The 1979 meltdown released a large amount of radioactivity, although exact calculations are elusive. Almost all medical journals ignored the health issue, concluded no harm was committed or blamed stress. Nearly 12 years after the meltdown, no article with specific disease or death rates had been published — compared with 31 articles on health effects of Three Mile Island-induced stress.
The first article with hard data stated that in the first five years after the meltdown, the cancer rate rose 64% among residents within 10 miles of the plant — from 1,722 to 2,831 cases. That alone should have raised red flags about exposure to toxic radioactivity.
Thereafter, a bitter fight broke out among researchers; those from Columbia University and the University of Pittsburgh claimed “no harm” from the meltdown, while those from the University of North Carolina concluded the 64% jump was indeed a result of toxic exposures. A 2017 article from Penn State University concluded genetic mutations among those near the plant who developed thyroid cancer were linked with radiation exposure. More answers are needed.
Other, unpublished data point to harm caused by Three Mile Island. The death rate of infants under 1 month in Dauphin County (site of the plant) and Lebanon County (immediately downwind/ east) jumped 50% in the first two years after the meltdown, compared with a 10% decline for other counties in Pennsylvania.
Three Mile Island unit 1 poses a different type of hazard.
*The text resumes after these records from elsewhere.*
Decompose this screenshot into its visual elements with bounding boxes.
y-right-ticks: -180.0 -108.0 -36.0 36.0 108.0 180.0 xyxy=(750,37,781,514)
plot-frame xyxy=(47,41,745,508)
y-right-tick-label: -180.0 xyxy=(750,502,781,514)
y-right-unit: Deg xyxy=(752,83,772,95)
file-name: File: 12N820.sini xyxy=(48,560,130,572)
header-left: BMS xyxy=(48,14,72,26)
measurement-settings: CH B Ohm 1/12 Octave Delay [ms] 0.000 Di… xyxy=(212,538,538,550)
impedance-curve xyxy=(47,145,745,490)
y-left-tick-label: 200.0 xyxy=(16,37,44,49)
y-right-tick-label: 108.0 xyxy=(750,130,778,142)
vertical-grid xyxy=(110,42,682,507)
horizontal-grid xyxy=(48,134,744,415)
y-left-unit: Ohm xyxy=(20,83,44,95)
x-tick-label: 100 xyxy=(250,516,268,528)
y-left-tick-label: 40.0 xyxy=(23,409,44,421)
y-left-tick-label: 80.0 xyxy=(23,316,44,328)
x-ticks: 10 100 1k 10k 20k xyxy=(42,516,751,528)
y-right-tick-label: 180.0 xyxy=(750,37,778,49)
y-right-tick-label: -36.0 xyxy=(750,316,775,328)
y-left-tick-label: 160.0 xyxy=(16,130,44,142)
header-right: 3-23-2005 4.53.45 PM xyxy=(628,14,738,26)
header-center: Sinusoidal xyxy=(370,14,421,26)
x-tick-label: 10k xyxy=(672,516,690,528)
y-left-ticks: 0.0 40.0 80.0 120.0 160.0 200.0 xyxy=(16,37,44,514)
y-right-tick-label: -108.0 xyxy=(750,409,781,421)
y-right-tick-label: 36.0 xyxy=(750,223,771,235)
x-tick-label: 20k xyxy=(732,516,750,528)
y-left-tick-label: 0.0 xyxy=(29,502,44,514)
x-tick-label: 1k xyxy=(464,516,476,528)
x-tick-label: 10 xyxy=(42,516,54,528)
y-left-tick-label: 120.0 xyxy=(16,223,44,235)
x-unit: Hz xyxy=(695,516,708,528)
It never melted down but continued to emit relatively low doses of radioactivity into local air, water, and food – and thus human bodies — until shutdown late in September.
A glance at official vital statistics in Dauphin and Lebanon Counties raises concerns over whether exposures to the fetus, infant and young child — who are most susceptible to the harm caused by radiation — in fact did cause more deaths. From 1968-1978 (before the plant opened) to the 39 years (1979-2017) after meltdown and ongoing releases, changes occurred in the two-county death rate vs. other Pennsylvania counties:
- The rate of deaths in infants less than 28 days old rose from -7% to +1% (136 excess deaths).
- The rate of deaths of all causes in children ages 1 to 9 years old rose from -1% to +12% (35 excess deaths), excluding homicide and accidents.
- The rate of cancer deaths from ages zero to 24 years old rose from -2% to +24% (52 excess deaths).
These unexpected rises could be due to various factors. However, these increases in those who are youngest and most susceptible to radiation exposure’s toxic effects should be taken seriously.
Previous studies show that when reactors close, there is an immediate reduction in local infant deaths and cancer cases in young children; over time there are reductions in cancer rates of all ages. The recent shutdown should improve public health in the area around Three Mile Island and should serve as a reminder that future energy policies rely on truly “clean” sources, and not harmful ones like nuclear power.
Joseph Mangano is an epidemiologist and executive director of the Radiation and Public Health Project.